Wir spekulieren ein bisschen weiter: Sylvia Braun braucht ein Zeichen aus dem Parlament, ein Zugeständnis, damit sie dem Haushalt diesmal zustimmen kann. So ein Zeichen wäre etwa, wenn das Parlament die für 2021 geplante Grundsteuererhöhung wieder aussetzt. Denn wir erinnern uns: Die Aussetzung der Grundsteuererhöhung war ein Wahlversprechen Sylvia Brauns. Sogar die 2019er Erhöhung hatte sie wieder in Frage gestellt. Wer, außer ihrer FDP, wird sie aber wohl dabei unterstützen, die Grundsteuererhöhung wieder zu annullieren? Vermutlich schon einmal der BBB, der Brauns Wahlsieg ja sogleich überschwänglich feierte, beinahe wie den der eigenen Ziehtochter. Und CDU und SPD, derzeit noch in einer Koalition beieinander, dürfte es schwer fallen, ihre frühere Zustimmung zur Grundsteuererhöhung 2021 aufrecht zu erhalten.

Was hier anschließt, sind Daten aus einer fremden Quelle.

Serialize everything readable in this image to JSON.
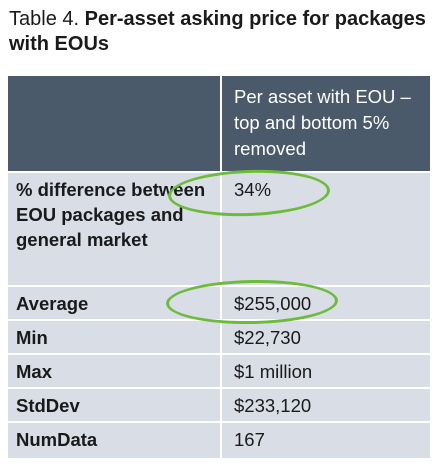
{
  "caption": {
    "lead": "Table 4.",
    "title": "Per-asset asking price for packages with EOUs"
  },
  "table": {
    "header": {
      "corner": "",
      "column": "Per asset with EOU – top and bottom 5% removed"
    },
    "rows": [
      {
        "label": "% difference between EOU packages and general market",
        "value": "34%"
      },
      {
        "label": "Average",
        "value": "$255,000"
      },
      {
        "label": "Min",
        "value": "$22,730"
      },
      {
        "label": "Max",
        "value": "$1 million"
      },
      {
        "label": "StdDev",
        "value": "$233,120"
      },
      {
        "label": "NumData",
        "value": "167"
      }
    ]
  },
  "colors": {
    "header_bg": "#4a5a6a",
    "row_bg": "#d9dde5",
    "highlight_ellipse": "#6dbb3a"
  }
}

Ein Deal erscheint also möglich. Zumal CDU-Fraktionssprecher Sliwka nicht mehr unbedingt als Sachwalter des Maibach‘schen Erbes gilt. Auch muss sich Sliwka in der CDU neu profilieren. Im Wahlkampf war er als letztlich erfolgloser „Parteirebell“ untergegangen, und die gerade bekannt gewordene Ankündigung seines innerparteilichen Widersachers Daniel Weber, ihm jetzt den CDU-Parteivorsitz streitig machen zu wollen, erwischte ihn auf dem falschen Fuß. Gut möglich also, dass Sliwka jetzt im Parlament als Architekt einer neuen Koalition, vielleicht sogar einer Allparteienkoalition, seine politische Bestimmung wird finden wollen. „Übergreifende Zufriedenheit und Harmonie“ (Sliwka im Wahlkampf) aber kann in der Politik teuer werden. Man erkauft sie sich dort in der Regel mit Zugeständnissen an die Partner. Bedeutet: Maibachs Zwei-Millionen-Plus ist noch lange nicht in trockenen Tüchern. Diese Zahl könnte jetzt den Charme eines Futtertrogs entwickeln.
 

Frieden mit der Neuen Mitte

Das andere große Thema, bei dem sich Sylvia Braun wird neu sortieren müssen, ist die Innenstadterneuerung. Als es im Juni um die entscheidende Zustimmung zum Bauvertrag ging, stand sie mit ihrer FDP wegen der Kosten im Gegnerlager. Auch diese Kuh muss irgendwie vom Eis. Denn es ist schlecht vorstellbar, dass eine Bürgermeisterin nur mehr naserümpfend den Bau des neuen Rathauses begleitet, in welches sie mit ihrem Personal in zwei bis drei Jahren feierlich einzuziehen gedenkt. Zumal einige Nachrichten der letzten Zeit ja so schlecht nicht klingen: Die Baukosten für das Stadthaus sind entgegen anders lautender Behauptungen notariell gedeckelt. Und wenn bereits kursierende Hinweise wahr werden, dass das Land Hessen demnächst fünf, vielleicht gar sieben Millionen an Zuschüssen für die Innenstadt bewilligen wird, so wird auch das eine erfreuliche Nachricht sein. Klar ist jedenfalls: Der Umbau der Innenstadt läuft nun mit Macht an. Für eine amtierende Bürgermeisterin kann ein ‘Widerstand im Amt‘ gegen das längst beschlossene Vorhaben dann keine wirklich sinnvolle Option mehr sein.